JOB ONE: OPENING WALL STREET
Within two years, the EPA’s inspector general found that Whitman’s assertion had been unfounded. “When EPA made a September 18 announcement that the air was ‘safe’ to breathe, it did not have sufficient data and analyses to make such a blanket statement,” the report’s authors concluded, since “air monitoring data was lacking for several pollutants of concern, including particulate matter and polychlorinated biphenyls (PCBs).”
Moreover, the EPA’s inspector general learned that it was President George W. Bush’s White House Council on Environmental Quality that heavily edited the EPA press releases “to add reassuring statements and delete cautionary ones.” Despite the fact that samples taken indicated asbestos levels in lower Manhattan were between double and triple the EPA’s limit, the Council on Environmental Quality described the readings as “slightly above” the limit, the inspector general found.
And when the inspector general tried to determine who had written the press releases, they “were unable to identify any EPA official who claimed ownership.”
Almost twenty years later a strong case can be made that all of America is lower Manhattan after 9/11, as President Trump chafes to re-open the economy to safe his re-election.
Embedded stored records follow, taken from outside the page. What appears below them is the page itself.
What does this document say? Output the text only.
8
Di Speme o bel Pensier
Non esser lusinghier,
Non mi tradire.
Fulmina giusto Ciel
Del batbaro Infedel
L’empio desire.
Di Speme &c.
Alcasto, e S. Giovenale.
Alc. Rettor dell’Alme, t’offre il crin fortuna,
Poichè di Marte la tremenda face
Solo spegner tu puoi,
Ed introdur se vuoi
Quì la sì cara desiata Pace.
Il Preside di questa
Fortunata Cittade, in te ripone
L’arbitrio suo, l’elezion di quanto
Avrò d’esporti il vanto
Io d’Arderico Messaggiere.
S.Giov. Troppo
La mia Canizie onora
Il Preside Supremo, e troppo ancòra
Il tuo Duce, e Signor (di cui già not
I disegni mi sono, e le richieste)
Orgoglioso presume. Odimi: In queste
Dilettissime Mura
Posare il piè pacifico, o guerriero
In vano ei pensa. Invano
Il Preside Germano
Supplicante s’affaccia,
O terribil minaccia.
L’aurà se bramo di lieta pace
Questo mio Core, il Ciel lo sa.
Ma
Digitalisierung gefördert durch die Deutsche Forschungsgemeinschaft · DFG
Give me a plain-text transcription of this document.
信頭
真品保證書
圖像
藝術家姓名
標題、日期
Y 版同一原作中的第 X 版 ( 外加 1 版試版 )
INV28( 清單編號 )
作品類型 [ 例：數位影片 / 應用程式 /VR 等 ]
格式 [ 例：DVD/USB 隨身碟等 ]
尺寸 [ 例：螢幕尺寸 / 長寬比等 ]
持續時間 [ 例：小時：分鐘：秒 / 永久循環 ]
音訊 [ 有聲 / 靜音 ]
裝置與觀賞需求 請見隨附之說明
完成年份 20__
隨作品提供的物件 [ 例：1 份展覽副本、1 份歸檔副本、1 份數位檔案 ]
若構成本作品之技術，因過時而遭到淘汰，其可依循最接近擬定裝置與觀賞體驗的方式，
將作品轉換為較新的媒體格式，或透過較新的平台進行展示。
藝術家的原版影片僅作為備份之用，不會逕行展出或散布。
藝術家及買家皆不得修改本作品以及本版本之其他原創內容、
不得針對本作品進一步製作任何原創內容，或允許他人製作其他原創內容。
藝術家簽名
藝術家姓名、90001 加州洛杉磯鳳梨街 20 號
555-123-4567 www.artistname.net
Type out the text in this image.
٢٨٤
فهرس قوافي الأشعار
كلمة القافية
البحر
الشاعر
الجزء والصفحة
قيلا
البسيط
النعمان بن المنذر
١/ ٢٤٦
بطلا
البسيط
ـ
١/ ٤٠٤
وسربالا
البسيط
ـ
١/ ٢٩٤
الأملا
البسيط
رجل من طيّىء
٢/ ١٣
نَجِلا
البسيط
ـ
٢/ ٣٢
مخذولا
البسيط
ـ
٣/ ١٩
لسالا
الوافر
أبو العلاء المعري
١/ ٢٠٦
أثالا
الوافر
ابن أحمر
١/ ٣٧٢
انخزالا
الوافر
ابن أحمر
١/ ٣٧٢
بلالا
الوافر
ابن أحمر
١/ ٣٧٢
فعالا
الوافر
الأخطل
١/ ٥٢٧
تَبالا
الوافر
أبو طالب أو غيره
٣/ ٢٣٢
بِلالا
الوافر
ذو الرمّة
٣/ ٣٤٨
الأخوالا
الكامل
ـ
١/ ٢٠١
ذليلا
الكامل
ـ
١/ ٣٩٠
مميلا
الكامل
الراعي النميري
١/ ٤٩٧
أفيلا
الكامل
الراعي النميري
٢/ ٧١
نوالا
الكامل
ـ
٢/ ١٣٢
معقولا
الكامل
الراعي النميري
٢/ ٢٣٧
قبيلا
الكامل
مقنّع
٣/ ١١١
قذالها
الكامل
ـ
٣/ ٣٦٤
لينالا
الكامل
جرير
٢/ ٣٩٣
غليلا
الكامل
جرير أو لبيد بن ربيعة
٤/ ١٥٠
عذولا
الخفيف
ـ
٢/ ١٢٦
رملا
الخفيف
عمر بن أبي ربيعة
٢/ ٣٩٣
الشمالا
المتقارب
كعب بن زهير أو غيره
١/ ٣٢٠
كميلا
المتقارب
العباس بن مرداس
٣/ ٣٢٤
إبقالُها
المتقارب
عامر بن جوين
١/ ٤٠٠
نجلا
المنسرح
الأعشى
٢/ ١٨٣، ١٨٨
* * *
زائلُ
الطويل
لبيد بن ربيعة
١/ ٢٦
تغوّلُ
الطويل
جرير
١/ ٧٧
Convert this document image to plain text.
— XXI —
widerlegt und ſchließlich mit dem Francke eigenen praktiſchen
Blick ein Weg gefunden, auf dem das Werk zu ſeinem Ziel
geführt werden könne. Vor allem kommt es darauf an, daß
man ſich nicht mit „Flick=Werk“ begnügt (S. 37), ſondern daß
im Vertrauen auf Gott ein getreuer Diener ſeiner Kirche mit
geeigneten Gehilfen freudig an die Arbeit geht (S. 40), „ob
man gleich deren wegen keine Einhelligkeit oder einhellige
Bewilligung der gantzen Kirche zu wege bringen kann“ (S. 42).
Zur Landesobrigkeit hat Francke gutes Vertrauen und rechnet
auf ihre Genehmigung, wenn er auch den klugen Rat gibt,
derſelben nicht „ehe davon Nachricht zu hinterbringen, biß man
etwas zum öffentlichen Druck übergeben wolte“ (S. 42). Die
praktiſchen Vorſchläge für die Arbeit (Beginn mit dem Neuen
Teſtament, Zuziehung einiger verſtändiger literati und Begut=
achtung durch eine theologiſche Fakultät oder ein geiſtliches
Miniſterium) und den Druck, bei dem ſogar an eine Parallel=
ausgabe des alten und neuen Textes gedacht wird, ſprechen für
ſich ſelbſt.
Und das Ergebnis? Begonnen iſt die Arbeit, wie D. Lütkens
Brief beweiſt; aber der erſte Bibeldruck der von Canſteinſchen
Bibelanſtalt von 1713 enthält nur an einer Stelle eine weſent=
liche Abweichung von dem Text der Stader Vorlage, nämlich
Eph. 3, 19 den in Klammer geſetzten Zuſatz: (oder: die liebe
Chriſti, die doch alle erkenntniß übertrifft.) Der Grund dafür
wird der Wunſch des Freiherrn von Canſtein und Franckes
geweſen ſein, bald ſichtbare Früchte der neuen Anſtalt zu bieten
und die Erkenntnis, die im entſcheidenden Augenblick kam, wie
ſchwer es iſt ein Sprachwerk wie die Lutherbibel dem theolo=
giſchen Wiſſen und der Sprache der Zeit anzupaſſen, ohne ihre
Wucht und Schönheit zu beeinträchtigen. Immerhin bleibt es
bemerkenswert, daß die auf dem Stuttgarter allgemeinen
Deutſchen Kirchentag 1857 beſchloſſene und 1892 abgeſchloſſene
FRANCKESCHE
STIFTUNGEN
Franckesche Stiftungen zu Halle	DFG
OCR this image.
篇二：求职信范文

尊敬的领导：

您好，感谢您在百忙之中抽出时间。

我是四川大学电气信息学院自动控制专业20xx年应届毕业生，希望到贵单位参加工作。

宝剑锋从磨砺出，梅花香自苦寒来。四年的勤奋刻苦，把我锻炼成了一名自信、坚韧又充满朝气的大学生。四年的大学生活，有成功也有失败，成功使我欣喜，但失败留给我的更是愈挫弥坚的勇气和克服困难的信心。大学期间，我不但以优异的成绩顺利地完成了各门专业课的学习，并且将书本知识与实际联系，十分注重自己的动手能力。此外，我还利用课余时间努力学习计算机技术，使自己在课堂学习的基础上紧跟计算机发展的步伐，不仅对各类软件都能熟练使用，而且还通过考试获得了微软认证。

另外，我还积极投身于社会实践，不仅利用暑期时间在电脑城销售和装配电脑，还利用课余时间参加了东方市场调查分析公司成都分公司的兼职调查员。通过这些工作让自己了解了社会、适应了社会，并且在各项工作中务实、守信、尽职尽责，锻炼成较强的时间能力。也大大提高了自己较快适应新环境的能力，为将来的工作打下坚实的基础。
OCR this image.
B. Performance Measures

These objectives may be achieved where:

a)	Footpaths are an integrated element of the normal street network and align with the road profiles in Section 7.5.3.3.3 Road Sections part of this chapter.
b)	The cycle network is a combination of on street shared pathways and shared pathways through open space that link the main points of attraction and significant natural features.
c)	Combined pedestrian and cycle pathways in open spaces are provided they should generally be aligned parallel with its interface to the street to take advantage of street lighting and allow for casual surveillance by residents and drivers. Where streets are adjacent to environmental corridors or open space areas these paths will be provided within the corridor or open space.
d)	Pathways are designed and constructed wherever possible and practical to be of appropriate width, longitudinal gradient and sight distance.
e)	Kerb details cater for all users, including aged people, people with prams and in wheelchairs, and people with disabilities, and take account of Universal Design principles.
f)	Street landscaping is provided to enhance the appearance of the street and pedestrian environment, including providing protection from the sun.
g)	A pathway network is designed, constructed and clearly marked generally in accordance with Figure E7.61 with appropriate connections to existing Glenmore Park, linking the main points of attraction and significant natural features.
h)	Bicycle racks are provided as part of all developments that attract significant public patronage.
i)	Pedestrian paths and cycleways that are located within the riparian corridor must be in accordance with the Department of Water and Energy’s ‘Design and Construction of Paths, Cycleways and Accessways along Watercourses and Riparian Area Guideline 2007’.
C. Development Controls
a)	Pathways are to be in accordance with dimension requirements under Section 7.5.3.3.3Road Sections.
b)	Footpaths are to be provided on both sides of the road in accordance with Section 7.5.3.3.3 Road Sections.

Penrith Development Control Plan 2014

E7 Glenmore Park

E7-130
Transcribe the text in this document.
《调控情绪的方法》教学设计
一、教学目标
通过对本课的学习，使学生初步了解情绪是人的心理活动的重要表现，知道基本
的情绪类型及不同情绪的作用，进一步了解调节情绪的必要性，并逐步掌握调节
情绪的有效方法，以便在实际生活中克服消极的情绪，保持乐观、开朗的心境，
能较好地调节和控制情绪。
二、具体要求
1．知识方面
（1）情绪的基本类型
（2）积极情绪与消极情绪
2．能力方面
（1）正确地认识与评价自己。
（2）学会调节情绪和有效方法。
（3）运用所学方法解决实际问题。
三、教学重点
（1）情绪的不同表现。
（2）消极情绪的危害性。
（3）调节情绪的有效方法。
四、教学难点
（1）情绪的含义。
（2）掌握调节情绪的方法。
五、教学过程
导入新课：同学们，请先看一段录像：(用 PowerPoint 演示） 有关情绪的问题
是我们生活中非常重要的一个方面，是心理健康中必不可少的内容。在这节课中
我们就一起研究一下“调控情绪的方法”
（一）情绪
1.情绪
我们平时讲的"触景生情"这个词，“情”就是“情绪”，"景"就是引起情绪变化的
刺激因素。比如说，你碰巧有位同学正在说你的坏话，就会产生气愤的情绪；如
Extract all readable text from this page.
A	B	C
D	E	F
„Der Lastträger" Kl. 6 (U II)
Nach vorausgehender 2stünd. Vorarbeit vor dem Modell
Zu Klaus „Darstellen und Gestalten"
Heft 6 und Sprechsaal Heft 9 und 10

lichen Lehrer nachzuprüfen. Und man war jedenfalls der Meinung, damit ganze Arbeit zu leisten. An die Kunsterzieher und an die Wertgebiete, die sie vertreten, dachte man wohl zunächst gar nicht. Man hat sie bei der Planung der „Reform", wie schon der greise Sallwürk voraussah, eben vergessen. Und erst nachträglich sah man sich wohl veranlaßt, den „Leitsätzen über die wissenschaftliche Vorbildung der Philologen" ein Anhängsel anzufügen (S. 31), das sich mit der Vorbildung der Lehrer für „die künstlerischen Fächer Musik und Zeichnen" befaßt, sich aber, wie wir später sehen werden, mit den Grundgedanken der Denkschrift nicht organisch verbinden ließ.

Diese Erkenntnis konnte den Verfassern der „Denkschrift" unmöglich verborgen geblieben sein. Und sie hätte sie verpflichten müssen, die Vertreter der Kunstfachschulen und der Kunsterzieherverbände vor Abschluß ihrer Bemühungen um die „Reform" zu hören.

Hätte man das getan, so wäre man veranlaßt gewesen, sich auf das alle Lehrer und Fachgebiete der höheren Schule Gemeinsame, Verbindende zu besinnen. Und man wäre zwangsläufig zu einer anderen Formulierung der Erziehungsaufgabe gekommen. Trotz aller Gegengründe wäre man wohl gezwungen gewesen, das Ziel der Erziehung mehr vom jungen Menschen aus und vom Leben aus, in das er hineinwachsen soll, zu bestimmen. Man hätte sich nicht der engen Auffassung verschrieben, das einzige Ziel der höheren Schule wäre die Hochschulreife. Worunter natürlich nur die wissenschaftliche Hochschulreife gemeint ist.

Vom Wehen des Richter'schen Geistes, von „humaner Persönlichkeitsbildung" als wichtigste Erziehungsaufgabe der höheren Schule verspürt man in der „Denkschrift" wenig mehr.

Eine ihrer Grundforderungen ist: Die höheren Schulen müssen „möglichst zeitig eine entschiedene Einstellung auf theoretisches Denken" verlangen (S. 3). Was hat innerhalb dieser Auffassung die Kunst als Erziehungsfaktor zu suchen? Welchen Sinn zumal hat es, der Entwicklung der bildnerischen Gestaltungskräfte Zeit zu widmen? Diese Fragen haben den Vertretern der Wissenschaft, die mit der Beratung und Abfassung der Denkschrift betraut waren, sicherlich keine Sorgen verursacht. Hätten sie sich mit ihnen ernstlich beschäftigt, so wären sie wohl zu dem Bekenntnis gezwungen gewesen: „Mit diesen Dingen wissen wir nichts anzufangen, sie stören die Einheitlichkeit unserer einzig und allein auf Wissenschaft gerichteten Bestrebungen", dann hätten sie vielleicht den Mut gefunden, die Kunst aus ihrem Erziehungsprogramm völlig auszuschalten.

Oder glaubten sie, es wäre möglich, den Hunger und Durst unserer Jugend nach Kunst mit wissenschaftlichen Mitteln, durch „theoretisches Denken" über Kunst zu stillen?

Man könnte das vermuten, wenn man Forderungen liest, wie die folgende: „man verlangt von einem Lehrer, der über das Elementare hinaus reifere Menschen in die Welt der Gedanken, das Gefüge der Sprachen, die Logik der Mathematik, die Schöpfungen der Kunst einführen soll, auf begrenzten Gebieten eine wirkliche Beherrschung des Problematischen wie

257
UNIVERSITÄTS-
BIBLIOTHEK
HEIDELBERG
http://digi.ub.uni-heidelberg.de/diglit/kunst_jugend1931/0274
Throughout the COVID-19 crisis, the 2020 CDC has played the role of the 2001 EPA by watering down occupational health standards to compensate for the scarcity of personal protective equipment that both state and Federal governments failed to anticipate.
2001 EPA= 2020 CDC
Consider the CDC’s absurd, and potentially criminal assertion that N-95 masks that are supposed to be thrown out after each clinical COVID-19 encounter, could be re-used for days.
As multiple health professionals have told the media, the efficacy of the N-95 did not change, nor did the nature of the highly contagious and deadly virus. It was the efforts of the CDC to manage the crisis that history will judge as having made it much worse.
There are multiple other examples where the Federal bureaucracy managed this pandemic based on inventory control concerns and not the public health. From their flip-flop on whether or not the public should wear masks at all, to their evolving guidance on when front line workers should be sidelined, their actions have helped spread this deadly virus and added to the death toll for health care workers and everybody else.
Add in the Federal government’s strategy that pits the states against each other for vital PPE and health care equipment, and what emerges is the profile of a central government that’s actually obstructing the legitimate efforts of the states to save lives and contain the virus.
And now, rest assured, as it appears the official COVID-19 death toll might come in at 60,000, the Trump administration will hail their response as brilliant, all because it was so much lower than their initial 100,000 to 240,000 projected body count.
It’s all about managing expectations and maintaining the illusion of competency.